Re: [syzbot] INFO: task can't die in blkdev_common_ioctl

Tetsuo Handa <penguin-kernel@xxxxxxxxxxxxxxxxxxx> · Tue, 5 Apr 2022 22:15:47 +0900

On 2022/04/05 15:44, Christoph Hellwig wrote:
> On Mon, Apr 04, 2022 at 02:12:14PM +0900, Tetsuo Handa wrote:
>> On 2022/04/04 13:58, Christoph Hellwig wrote:
>> My patch proposes filemap_invalidate_lock_killable() and converts only
>> blkdev_fallocate() case as a starting point. Nothing prevents us from
>> converting e.g. blk_ioctl_zeroout() case as well. The "not come through
>> blkdev_fallocate" is bogus.
> 
> Sure, we could try to convert most of the > 50 instances of
> filemap_invalidate_lock to be killable.  But that:
> 
>   a) isn't what your patch actuall did

We can step by step convert all possible locations.

>   b) doesn't solve the underlying issue that is wasn't designed to to be
>      held over very extremely long running operations

Do you want to introduce state variables like Lo_rundown in order to
avoid holding this invalidate lock? That will be a lot of complication.

> 
> Or to get back to what I said before - I don't think we can just hold
> the lock over manually zeroing potentially gigabytes of blocks.
> 

Periodically releasing this invalidate lock may result in inconsistent
output. One can issue conflicting request (e.g. enlarging a file and
truncating that file). If truncate happens while partially enlarged (or
writing non-zero values while partially zeroed), resuming will need to
undo what was done during this invalidate lock was released. (Or do you
want to make conflicting requests fail with e.g. -EBUSY, possibly breaking
userspace programs?)

Serialization via holding throughout this zeroing/fallocate operation
is needed for returning consistent output.

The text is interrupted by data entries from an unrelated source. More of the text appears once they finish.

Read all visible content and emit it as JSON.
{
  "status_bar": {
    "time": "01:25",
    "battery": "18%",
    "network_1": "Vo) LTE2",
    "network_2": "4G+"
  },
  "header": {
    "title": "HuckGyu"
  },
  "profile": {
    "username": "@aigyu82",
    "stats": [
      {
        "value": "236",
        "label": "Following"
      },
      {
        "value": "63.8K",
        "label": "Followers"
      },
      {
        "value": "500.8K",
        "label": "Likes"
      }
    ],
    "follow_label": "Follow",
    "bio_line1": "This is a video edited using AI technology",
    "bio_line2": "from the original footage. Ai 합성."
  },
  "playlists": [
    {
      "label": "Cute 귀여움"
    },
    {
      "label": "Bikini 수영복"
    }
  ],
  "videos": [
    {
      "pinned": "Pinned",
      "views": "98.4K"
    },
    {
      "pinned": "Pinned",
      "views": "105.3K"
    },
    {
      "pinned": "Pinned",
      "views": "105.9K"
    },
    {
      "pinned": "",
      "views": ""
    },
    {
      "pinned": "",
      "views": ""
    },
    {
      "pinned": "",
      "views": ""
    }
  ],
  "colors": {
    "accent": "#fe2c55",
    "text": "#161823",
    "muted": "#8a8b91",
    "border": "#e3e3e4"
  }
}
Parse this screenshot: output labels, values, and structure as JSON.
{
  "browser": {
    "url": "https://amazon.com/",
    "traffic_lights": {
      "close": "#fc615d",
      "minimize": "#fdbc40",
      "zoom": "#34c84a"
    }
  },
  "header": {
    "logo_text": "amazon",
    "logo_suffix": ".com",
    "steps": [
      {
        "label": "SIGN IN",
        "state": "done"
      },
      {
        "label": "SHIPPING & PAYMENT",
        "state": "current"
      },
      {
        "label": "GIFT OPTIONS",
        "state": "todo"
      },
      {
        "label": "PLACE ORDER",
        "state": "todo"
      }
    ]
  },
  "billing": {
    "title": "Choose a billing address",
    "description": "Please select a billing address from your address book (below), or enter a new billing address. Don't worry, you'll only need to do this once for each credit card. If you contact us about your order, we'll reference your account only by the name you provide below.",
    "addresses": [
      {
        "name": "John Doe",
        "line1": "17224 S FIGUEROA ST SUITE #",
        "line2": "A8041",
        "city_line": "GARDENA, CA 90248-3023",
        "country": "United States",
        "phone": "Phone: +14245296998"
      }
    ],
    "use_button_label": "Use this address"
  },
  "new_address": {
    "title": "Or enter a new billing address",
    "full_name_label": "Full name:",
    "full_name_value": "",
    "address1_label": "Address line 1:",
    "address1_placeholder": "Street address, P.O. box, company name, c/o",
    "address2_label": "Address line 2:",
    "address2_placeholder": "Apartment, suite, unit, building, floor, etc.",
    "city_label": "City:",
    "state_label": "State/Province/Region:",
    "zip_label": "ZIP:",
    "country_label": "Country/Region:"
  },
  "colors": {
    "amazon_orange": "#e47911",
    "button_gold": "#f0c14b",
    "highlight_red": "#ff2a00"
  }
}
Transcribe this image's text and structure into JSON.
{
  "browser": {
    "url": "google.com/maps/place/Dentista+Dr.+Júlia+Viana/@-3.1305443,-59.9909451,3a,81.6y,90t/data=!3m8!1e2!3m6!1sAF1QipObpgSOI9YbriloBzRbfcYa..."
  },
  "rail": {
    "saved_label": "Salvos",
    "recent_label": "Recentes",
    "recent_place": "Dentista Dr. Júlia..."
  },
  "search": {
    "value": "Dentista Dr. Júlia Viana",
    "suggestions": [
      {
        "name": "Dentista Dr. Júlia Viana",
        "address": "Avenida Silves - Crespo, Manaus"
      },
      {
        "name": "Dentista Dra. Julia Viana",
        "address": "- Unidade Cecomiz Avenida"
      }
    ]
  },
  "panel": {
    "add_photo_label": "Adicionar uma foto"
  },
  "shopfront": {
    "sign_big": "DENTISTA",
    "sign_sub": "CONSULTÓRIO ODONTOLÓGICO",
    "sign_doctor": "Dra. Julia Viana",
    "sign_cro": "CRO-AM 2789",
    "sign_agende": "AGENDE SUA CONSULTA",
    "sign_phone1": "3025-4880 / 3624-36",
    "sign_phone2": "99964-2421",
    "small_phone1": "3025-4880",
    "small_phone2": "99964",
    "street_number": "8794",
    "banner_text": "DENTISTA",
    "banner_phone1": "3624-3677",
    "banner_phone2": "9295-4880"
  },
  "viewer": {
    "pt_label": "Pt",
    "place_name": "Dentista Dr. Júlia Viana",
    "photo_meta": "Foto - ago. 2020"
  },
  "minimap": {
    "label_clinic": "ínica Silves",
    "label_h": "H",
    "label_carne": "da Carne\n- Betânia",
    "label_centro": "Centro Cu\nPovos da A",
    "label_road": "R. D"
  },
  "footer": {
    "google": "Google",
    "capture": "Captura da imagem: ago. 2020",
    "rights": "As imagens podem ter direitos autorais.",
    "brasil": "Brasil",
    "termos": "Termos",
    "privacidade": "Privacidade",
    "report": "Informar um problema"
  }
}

> In other words:  we'll need to chunk the zeroing up if we want
> to hold the invalidate lock, I see no ther way to properly fix this.

I don't think that we can chunk the zeroing/fallocate up, for
I don't think that we can determine appropriate chunk size.
It might be 4KB, it might be 1MB, it might be 1GB, but who knows which
size is safe for avoiding hung task warning on this invalidate lock.

The block device might be super slow (e.g. as slow as floppy disk, or
networking block device over very slow network). Also, hung task watchdog
timeout and concurrent requests colliding on this invalidate lock are not
visible to current thread doing actual zeroing/fallocate.

All we could afford will be to make this invalidate lock killable and
sometimes check fatal_signal_pending() inside zeroing/fallocate loop.